More options allow students to gain an education that will help achieve their specific career goals. These new programs offer diverse and relevant education in significant emerging fields and many are unique to the state and some, even to the region.
Accelerated bachelor’s to master’s programs in classics and philosophy will allow students to complete study in five years rather than the usual six. These programs not only provide a smooth transition into graduate study but provide a smooth transition after graduation as well; lending a competitive edge in either the job market or admission to doctoral programs such as law, philosophy, library sciences or medicine.

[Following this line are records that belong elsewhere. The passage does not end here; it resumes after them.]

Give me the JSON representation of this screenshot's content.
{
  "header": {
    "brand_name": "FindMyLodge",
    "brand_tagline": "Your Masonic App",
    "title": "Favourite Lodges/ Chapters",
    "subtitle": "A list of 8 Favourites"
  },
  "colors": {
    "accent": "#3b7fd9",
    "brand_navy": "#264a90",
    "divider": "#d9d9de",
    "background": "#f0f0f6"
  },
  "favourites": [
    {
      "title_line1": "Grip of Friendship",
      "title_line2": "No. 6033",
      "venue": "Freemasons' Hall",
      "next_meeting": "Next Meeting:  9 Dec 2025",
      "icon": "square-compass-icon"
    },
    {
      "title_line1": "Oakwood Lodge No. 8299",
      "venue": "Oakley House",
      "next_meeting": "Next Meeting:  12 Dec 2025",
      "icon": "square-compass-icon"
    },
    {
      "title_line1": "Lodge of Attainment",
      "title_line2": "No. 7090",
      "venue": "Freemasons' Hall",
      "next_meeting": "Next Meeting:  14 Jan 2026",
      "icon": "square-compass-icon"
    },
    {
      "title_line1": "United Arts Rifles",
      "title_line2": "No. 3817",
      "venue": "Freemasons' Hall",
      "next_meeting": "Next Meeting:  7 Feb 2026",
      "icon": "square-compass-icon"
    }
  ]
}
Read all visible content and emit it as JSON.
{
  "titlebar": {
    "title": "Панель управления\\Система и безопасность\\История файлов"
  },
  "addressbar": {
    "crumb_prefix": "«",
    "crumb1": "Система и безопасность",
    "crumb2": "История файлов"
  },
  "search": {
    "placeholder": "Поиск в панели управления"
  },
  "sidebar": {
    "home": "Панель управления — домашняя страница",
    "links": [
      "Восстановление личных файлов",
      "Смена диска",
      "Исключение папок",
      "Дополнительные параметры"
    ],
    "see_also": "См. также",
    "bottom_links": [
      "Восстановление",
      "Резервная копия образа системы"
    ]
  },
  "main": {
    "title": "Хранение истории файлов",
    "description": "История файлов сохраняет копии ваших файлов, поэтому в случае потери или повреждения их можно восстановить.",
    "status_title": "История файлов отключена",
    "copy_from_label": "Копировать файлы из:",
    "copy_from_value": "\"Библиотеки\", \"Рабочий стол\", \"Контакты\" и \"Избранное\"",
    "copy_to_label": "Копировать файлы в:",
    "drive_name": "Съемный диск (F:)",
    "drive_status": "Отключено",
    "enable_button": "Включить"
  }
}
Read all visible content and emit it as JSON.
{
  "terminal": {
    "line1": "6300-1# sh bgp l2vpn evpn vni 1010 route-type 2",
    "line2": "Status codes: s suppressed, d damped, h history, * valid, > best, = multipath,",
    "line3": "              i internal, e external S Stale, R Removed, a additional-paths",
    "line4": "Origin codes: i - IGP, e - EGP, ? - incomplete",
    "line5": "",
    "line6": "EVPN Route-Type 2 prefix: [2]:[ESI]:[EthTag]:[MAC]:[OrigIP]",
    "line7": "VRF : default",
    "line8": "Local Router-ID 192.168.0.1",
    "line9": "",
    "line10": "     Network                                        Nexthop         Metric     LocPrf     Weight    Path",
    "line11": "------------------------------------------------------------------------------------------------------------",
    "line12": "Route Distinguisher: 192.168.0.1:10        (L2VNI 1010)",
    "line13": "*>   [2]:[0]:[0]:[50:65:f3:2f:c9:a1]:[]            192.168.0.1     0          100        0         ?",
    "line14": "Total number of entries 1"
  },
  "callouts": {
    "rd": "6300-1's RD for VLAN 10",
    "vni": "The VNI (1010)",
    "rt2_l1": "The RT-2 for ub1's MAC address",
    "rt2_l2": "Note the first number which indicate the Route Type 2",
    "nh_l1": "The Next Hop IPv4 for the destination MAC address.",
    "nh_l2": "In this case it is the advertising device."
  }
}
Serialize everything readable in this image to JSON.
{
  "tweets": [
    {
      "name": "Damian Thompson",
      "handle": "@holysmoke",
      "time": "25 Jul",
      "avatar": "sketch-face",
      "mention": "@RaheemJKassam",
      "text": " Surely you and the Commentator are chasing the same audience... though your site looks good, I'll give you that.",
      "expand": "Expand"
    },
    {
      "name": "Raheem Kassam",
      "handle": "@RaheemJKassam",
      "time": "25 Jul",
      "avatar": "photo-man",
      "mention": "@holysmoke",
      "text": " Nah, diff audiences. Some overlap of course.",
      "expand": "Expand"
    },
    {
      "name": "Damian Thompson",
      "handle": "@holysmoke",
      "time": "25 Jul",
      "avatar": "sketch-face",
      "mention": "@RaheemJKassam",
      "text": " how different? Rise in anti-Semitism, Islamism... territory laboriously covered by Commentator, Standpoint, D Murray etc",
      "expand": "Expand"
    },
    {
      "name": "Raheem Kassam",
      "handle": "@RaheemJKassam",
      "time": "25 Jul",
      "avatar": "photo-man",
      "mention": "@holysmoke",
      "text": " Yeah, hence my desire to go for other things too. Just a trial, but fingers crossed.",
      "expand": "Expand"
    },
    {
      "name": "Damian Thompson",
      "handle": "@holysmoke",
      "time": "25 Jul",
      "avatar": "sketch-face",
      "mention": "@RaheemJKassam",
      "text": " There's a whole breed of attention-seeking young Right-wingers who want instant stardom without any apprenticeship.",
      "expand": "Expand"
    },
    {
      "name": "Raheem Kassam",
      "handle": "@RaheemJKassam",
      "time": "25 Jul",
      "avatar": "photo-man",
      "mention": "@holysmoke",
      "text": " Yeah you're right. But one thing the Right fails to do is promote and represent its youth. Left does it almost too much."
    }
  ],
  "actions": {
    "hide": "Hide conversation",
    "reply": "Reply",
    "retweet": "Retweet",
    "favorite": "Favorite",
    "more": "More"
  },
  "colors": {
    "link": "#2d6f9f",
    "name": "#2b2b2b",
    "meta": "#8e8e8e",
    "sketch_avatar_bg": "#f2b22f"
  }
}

Unique to the state, the human sexuality major will examine how sexual identity and practices contribute to significant contemporary social issues such as human trafficking, family violence and health inequality. This degree is the newest example of KU’s leadership in the state’s efforts to combat slavery and human trafficking. Previous initiatives in this area include last year’s Kansas Conference on Slavery and Human Trafficking hosted by Kansas Gov. Sam Brownback and KU.
Courses covering Middle East topics have become increasingly popular among undergraduates at KU. About 1,000 students have enrolled in recent years in courses that look at the Middle East from multiple perspectives, ranging from politics to religion to gender. A new minor in Middle East studies will enhance undergraduates’ ability to put current events in context with in-depth study of the region’s multi-faceted history, cultures and influence.
In an increasingly competitive job market, education can set candidates apart. These new degrees will not only help students land an interview but will provide training and skill development, aiding graduates through a successful career.